La crainte de la déflation a conduit les pouvoirs publics à prendre des mesures brutales de relance (taux d’intérêts et réserves obligatoires) à quoi s’est ajoutée la nuée des petits porteurs jetant sans discernement leurs économies dans un marché boursier devenu frénétique, tandis que certains entrepreneurs furent tentés de renflouer leurs marges par des achats de titres qu’ils croyaient garantis par le pouvoir.

La conjonction de ces attitudes grégaires en partie motivées par des craintes politiques, provoqua une explosion de 150% des cours, déconnectés de l’économie réelle restée prudemment dans l’expectative. Le phénomène de bulle boursière a encore été aggravé par le contrôle du capital qui contraint les investisseurs potentiels à rester en Chine. Ainsi l’analyse du site « China Beige Book » explique que « la hausse des cours n’avait virtuellement rien à voir l’état de l’économie chinoise. Elle ne fut que le résultat d’un afflux de capitaux venus de toutes parts ».

L’imprudence des petits porteurs.

Les habitudes grégaires des petits porteurs ont provoqué la chute catastrophique des titres et créé nombre de désespoirs. La banderole tenue par des pompiers de la région de Qingdao conjure les investisseurs de ne pas se défenestrer (跳楼 tiao lou) et d’attendre les secours 救援 jiu yuan.

Facteur pénalisant, une bonne partie des achats boursiers ont été effectués avec de l’argent prêté, investi par des petits porteurs persuadés de la garantie des pouvoirs publics. Au total les analystes estiment que 3,7 Mds de RMB de capitaux empruntés (550 millions d’€) ont ainsi afflué vers les bourses chinoises. Le manque d’expérience ajouté à l’amour du jeu, une des caractéristiques bien connue du rapport des Chinois à l’argent, ont créé des situations ubuesques. On cite l’exemple d’un fermier ayant acheté un million de $ de titres avec de l’argent emprunté représentant 6 fois ses avoirs initiaux.
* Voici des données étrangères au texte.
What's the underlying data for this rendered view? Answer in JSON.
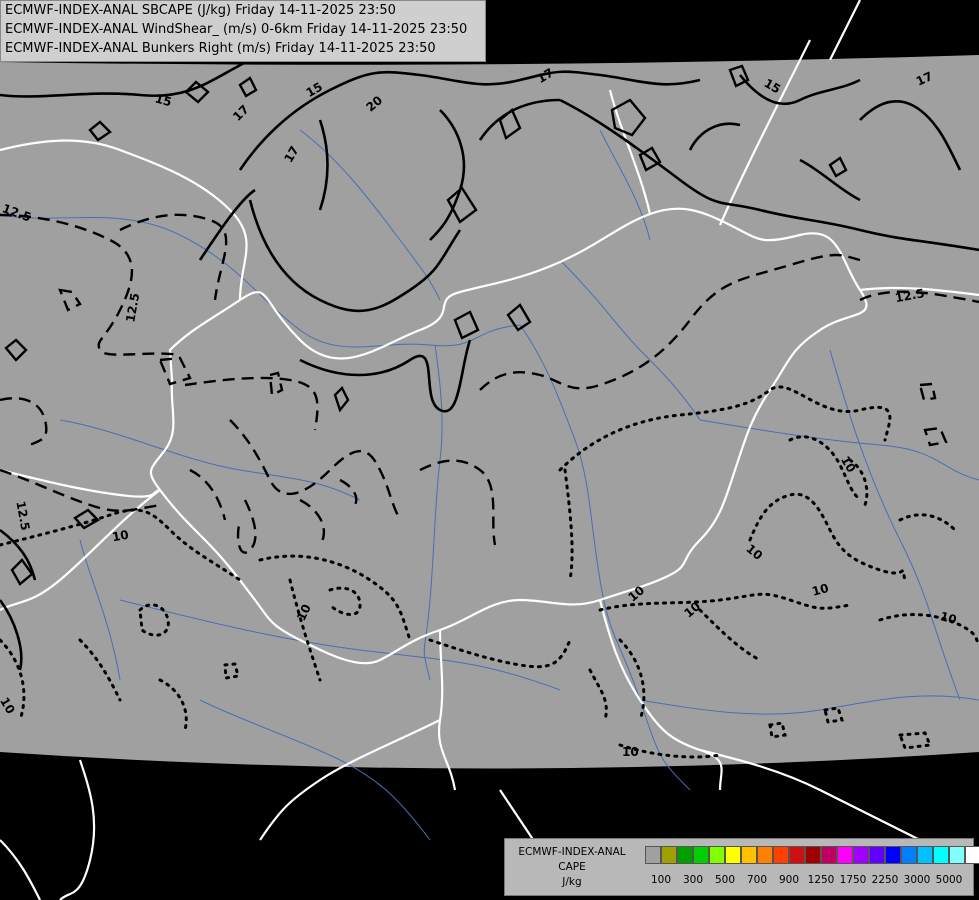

Alors que la plus élémentaire prudence boursière aurait du limiter les emprunts à 50% des titres effectivement détenus et payés, les petits porteurs ont accumulé les emprunts, créant une montagne de dettes, tout comme il y a quelques années petits et grands investisseurs avaient empilé les achats de cuivre et d’autres métaux non ferreux.

Pire encore, une grande partie de ces achats furent garantis par des titres soumis aux appels de marge (sommes dues par des investisseurs pour combler la baisse des titres utilisés comme garantie) que les petits porteurs furent incapables d’honorer, ce qui déclencha le mouvement de panique grégaire et de ventes en rafale, ponctué par les pathétiques et attendrissantes tentatives des fermiers petits porteurs venus demander l’aide aux pouvoir publics.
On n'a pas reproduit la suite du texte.